Galo Ocampo’s Christ on the cross is blinded, his vision covered. Transgressions on the physical have also been done on the material work of the art piece itself. Jose Joya’s ‘Quiapo Nazarene’ deoes this on two levels, using subject (the suffering Nazarene) as well as violence indicated by the distortion and exaggeration of his application of paint. The violated body of the Nazarene is erased further by being painted in expressed through the use of line and color.

Jayson Oliveria in his big piece “Pinnochio” reminds one of Lucio Fontana’s pristine canvases penetrated by gashes, but without the latter’s elegance. Oliveria ravages his work by slitting through the canvas, with huge areas of the canvas flopping over towads the viewer; Pinnochio a carved toy (that turns into a real boy) is pushed one more step towards the grotesque by the ruin ade upon the piece as art.

Louie Cordero is one of the youngest artists included in the exhibition and his works appear to follow Ocampo’s general imagery of the grotesque and how laughter is able to immobilize terror. His works draw from a variety of contemporary images involving everything from local icons, comic book heroes, and film references mixed in with television, history and art history. With paintings that contain images of the dwarf actor Weng Weng in a James Bond outfit, a werewolf a number of hybrid creatures that are a combination of inanimate objects, unruly hair, home appliances and human body parts, it is no surprise that his hand-drawn comic book, entitled Nardong Tae, the central figure is a walking piece of shit, literally.

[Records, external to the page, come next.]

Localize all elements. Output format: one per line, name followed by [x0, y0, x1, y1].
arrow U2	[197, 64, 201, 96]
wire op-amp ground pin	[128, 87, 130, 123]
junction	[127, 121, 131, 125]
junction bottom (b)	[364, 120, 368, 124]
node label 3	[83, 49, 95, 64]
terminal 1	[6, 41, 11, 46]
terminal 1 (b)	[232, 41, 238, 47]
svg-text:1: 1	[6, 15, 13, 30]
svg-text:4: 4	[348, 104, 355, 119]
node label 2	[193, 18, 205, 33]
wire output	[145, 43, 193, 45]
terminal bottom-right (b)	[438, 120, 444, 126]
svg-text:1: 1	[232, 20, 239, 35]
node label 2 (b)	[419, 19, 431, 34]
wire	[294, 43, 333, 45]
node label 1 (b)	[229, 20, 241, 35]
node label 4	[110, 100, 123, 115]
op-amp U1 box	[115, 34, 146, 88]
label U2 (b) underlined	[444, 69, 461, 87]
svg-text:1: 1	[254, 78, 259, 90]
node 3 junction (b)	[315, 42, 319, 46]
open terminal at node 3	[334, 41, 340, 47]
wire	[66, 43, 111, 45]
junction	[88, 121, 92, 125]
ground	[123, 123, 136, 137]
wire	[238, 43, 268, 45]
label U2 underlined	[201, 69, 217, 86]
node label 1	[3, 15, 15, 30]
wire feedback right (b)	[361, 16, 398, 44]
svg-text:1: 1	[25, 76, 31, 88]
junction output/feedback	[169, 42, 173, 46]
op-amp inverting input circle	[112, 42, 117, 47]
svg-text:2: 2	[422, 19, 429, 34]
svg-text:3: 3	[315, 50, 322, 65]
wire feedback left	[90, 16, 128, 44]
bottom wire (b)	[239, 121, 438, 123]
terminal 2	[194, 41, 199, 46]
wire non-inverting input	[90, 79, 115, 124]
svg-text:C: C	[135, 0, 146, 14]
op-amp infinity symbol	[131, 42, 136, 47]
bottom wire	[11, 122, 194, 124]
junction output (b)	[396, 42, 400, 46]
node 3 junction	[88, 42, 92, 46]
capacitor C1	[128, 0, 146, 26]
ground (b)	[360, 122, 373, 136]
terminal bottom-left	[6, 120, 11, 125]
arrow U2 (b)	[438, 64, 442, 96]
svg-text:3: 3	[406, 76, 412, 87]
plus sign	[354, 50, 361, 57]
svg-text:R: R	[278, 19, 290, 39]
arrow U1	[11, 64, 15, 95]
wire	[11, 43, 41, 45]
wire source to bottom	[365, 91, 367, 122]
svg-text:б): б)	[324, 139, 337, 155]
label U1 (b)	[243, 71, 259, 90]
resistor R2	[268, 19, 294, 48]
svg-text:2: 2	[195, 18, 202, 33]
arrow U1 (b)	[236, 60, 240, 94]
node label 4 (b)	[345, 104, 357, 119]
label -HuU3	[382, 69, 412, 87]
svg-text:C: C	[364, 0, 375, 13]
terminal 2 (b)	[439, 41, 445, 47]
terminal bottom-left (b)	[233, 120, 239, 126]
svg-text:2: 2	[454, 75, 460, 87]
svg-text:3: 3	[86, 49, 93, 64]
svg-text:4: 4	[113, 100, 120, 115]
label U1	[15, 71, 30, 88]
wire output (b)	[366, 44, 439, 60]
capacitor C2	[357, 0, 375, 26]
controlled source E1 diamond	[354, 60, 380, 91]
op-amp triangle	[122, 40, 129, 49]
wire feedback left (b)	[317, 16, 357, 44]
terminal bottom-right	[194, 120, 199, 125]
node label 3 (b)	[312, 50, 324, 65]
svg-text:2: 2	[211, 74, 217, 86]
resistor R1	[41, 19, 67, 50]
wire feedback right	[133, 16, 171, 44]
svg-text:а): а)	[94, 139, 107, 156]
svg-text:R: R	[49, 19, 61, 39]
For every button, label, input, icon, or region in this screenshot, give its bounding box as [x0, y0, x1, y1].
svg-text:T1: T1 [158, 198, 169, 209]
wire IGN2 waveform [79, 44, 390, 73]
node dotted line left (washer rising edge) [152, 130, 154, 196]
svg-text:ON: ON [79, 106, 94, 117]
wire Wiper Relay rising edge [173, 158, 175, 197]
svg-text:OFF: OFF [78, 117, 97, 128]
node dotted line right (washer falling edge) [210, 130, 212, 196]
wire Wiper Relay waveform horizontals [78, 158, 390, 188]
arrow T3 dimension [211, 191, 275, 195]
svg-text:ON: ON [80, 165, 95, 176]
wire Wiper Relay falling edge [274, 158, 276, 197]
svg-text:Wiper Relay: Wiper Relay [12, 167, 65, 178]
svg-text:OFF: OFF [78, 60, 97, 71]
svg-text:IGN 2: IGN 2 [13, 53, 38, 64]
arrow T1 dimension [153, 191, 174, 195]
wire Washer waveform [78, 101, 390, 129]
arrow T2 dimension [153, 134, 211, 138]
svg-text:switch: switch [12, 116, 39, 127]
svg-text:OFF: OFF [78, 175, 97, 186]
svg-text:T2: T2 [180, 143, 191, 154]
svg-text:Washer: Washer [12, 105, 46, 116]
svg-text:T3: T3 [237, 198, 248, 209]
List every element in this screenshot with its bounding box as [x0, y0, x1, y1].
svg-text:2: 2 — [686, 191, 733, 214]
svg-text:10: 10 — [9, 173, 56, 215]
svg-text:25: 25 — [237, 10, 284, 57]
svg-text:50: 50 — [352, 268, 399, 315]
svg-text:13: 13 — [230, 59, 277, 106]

Wild Imaginations: The Grotesque Illustrated is also a story, as all exhibitions are hopefully stories that lend art and re-viewing history that agency with which to pursue change--- to visualize many shades and layers that can be possible in a story; words, translations, absence, the body, drawings, illustrations, paintings, power, curiosities, the human, ourselves, those outside of our own being, and most importantly the imagination.